Another danger that results from the condition described above exists where the mortar material itself is exposed to the flow of molten metal since, here, the mortar must function to prevent the flow of molten metal through the joint. Thus, it can be appreciated, where the joint is not completely filled with the mortar, not only is part of the passageway exposed to the molten metal, but there is a substantially increased danger that the mortar material will be washed out. This is particularly dangerous when one considers that in many circumstances, it is not possible to visually inspect the interior filling of the joint.
The present invention has for its primary object to overcome the foregoing difficulties by providing novel means for carrying the mortar material on the exterior surface of the nozzle insert to facilitate the insertion of the nozzle and mortar material into the outlet passage of a molten material container.
The present invention takes advantage of the fact that conventionally, the thickness of the mortar joint is sufficiently large so as to assure the production of a sufficiently strong joint. Thus, the novel protective insert for a nozzle can be employed in already existing casting apparatus.
In summary, according to the present invention, the protective insert or nozzle is in the form of a truncated cone having a through bore or passageway where the conical surface portion of the insert is provided with raised surfaces or ridges having specific dimensions.
By raised surfaces, it is to be understood in the context of the present invention, such elevation, the dimensions of which exceed the normally rough surfaces found on such materials as a result of conventional production procedures and which do not exceed the thickness of the joint or gap which, in the past, has ideally been fully occupied by mortar material.
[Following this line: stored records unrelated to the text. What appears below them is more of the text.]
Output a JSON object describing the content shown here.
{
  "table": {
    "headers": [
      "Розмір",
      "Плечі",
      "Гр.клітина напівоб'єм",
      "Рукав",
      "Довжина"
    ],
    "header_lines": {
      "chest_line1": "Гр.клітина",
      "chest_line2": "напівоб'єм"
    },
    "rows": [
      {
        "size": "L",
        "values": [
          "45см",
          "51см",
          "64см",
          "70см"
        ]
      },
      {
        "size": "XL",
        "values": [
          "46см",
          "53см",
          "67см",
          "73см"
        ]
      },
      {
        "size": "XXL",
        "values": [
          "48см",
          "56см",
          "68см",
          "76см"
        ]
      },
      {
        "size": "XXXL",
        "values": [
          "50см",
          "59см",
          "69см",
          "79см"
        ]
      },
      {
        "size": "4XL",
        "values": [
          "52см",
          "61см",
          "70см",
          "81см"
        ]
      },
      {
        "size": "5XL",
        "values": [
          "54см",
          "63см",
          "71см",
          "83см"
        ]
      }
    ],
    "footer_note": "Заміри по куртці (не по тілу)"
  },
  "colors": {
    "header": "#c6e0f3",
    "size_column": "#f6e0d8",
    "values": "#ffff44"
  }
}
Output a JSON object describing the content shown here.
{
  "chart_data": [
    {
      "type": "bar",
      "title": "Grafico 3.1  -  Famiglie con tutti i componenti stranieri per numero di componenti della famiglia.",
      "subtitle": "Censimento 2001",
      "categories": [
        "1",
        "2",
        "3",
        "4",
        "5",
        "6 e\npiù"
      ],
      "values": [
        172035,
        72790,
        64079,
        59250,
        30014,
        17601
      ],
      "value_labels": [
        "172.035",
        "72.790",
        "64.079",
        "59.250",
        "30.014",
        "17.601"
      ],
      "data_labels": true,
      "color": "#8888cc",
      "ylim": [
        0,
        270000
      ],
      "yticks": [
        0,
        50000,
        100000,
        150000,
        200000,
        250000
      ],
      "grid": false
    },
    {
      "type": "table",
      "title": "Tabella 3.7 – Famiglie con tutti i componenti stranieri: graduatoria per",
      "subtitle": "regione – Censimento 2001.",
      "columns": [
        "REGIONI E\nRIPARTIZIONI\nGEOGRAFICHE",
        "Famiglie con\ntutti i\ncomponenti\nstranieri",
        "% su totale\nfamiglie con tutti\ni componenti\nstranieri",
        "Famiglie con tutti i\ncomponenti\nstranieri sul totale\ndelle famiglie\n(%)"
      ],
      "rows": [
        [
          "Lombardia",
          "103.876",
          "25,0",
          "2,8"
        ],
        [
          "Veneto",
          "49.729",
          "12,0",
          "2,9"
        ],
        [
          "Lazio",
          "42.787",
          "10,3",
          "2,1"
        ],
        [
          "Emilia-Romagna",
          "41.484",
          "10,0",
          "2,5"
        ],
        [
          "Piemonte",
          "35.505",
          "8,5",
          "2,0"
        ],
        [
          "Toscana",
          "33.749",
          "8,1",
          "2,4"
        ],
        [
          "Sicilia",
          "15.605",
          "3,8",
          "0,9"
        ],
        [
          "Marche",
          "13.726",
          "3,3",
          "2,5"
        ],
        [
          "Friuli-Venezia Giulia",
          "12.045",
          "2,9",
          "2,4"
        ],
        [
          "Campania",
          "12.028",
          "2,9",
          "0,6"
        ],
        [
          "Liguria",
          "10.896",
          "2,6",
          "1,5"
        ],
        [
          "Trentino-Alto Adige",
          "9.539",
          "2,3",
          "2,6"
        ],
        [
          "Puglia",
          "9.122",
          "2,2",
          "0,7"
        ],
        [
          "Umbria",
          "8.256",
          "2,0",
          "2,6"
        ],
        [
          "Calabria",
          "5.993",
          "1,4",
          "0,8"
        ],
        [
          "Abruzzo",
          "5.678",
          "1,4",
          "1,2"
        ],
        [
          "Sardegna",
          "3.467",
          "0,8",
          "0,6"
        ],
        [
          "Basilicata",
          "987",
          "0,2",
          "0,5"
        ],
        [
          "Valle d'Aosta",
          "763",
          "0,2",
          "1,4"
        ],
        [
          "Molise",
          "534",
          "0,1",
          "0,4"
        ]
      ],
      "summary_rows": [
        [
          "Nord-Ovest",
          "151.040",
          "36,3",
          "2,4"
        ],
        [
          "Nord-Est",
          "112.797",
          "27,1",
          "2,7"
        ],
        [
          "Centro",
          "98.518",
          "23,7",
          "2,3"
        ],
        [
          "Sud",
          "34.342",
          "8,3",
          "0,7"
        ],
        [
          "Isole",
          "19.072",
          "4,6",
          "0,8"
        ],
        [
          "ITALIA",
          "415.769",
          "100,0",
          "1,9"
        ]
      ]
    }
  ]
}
By virtue of the provision of the raised portions, ridges or projections on the exterior surface of the truncated cone, according to the present invention, not only is the application of mortar onto this surface facilitated, but also the proportioning and distribution of the mortar material over the exterior surface of the nozzle is made easier since the spaces between the raised portions will be entirely filled with mortar material. Accumulations of mortar can occur with this arrangement only at a distance greater than the heigth of the projections from the surface of the truncated cone. The adherence of the mortar to the surface of the protective insert provided with the raised surface portion is enhanced which will naturally have an effect on the residual thickness of the mortar layer. This will materially contribute to assuring that the mortar joint, when the elements are assembled, will be completely filled.
One of the chief advantages of the development of the present invention resides in the fact that it now will be possible to properly center the nozzle directly into the outlet passageway of the casting ladle thus minimizing the possibility of uneven expansion of the nozzle insert causing damage to the adjoining elements of the casting ladle.
Thus, according to the present invention, the raised portions or elevations on the surface of the truncated cone of the protective nozzle insert facilitate distribution and proportioning of the mortar over the surface of the insert as well as facilitate carrying of the mortar material into the outlet passageway on the exterior surface of the insert and also serve to assure proper centering of the cone-shaped insert in the outlet opening of the casting ladle. Additionally, it will be noted that these raised surface portions will occupy a portion of the joint volume itself, thus decreasing the danger of perforation or washing out of the mortar material by the molten metal.